Nadia memarkirkan motor maticnya di parkiran SMU Pertiwi. Kondisi sekolah tampak lengang saat itu. Para siswa masih mengikuti pembelajaran di dalam kelas. Nadia memang sengaja datang 30 menit lebih awal dari jadwal keputrian. Ia bermaksud menemui Bu Arini--salah seorang guru yang pernah menjadi wali kelasnya selama menempuh pendidikan di SMU Pertiwi, yang juga merupakan pembina keputrian di almamaternya tersebut. Ia ingin meminta maaf atas keterlambatannya memenuhi permintaan beliau untuk mengisi keputrian.

Nadia berjalan menyusuri pelataran sekolah menuju ruang guru di mana Bu Arini berada. Sekelebat kenangan masa putih abu seketika kembali membayang di sepanjang langkahnya. Bayangan dirinya dalam balutan seragam syar'i putih abu tampak berjalan beriringan sembari saling berpegangan tangan dengan seorang gadis berbusana serupa. Seolah kedua sosok itu benar-benar nyata berada di depan matanya. Begitu pun ketika langkahnya tiba di sekitar lapangan basket. Ia seolah melihat bayangan dirinya dengan busana olahraga syar'i tengah beraksi di tengah lapangan.
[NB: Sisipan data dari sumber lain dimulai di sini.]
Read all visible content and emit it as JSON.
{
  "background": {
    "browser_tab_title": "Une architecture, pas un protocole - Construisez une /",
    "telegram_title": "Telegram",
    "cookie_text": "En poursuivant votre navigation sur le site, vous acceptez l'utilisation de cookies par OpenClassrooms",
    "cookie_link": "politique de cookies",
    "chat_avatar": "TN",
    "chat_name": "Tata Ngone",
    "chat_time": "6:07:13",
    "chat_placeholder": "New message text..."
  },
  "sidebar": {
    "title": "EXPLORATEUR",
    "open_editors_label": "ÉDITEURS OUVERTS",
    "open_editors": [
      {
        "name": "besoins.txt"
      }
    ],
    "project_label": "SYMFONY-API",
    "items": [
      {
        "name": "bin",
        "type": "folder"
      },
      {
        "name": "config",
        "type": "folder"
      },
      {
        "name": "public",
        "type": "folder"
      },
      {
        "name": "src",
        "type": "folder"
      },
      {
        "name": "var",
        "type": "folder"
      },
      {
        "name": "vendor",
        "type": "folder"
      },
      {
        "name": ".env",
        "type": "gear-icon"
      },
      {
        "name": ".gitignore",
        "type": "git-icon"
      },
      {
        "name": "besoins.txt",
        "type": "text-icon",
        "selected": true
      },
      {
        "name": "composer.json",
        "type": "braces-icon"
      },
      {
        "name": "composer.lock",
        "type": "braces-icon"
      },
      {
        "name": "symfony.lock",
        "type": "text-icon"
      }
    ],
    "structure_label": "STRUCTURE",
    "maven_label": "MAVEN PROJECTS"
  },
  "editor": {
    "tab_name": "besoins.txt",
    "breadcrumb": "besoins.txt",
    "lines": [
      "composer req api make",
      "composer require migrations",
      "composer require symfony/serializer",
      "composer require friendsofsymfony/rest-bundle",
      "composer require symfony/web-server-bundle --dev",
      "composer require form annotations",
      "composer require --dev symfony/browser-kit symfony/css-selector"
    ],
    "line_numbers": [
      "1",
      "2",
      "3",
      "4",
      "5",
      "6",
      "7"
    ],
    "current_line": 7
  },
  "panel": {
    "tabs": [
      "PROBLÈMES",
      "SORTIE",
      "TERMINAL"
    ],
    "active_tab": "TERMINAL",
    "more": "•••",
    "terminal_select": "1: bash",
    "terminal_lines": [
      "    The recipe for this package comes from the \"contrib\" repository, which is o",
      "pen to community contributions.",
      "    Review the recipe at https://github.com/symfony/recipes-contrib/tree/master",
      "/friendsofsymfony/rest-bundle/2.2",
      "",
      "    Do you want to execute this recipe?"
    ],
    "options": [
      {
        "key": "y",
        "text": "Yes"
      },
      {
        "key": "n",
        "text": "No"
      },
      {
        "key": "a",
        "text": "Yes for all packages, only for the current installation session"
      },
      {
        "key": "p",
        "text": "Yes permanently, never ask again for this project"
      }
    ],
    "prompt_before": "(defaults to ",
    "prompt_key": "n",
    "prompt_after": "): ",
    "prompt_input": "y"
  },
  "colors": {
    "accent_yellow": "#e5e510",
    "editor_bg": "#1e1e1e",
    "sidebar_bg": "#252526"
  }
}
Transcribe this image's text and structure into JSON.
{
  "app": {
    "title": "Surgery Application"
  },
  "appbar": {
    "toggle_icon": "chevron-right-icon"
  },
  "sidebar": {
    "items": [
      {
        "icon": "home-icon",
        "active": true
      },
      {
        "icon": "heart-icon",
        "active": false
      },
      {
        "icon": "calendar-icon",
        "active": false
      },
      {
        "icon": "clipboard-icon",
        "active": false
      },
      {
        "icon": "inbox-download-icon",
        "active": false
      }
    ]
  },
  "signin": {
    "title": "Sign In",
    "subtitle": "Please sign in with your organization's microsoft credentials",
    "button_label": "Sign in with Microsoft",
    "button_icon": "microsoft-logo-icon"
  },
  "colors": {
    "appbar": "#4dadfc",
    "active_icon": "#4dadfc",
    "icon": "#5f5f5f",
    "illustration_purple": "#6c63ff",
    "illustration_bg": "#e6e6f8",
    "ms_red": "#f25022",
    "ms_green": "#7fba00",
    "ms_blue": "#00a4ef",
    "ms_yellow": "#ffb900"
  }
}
Sementara di salah satu sisi lapangan itu, ia melihat sesosok gadis dengan paras cleopatranya yang anggun tampak tersenyum menyemangati seraya berseru kepadanya; "Nadia, semangat!" Pun ketika ia tiba di depan ruang guru, ia melihat bayangan dirinya tengah berangkulan dengan sang sahabat sejati, sebagai ekspresi kebahagiaan karena telah berhasil melewati ujian saat seragam syar'i mereka dipermasalahkan.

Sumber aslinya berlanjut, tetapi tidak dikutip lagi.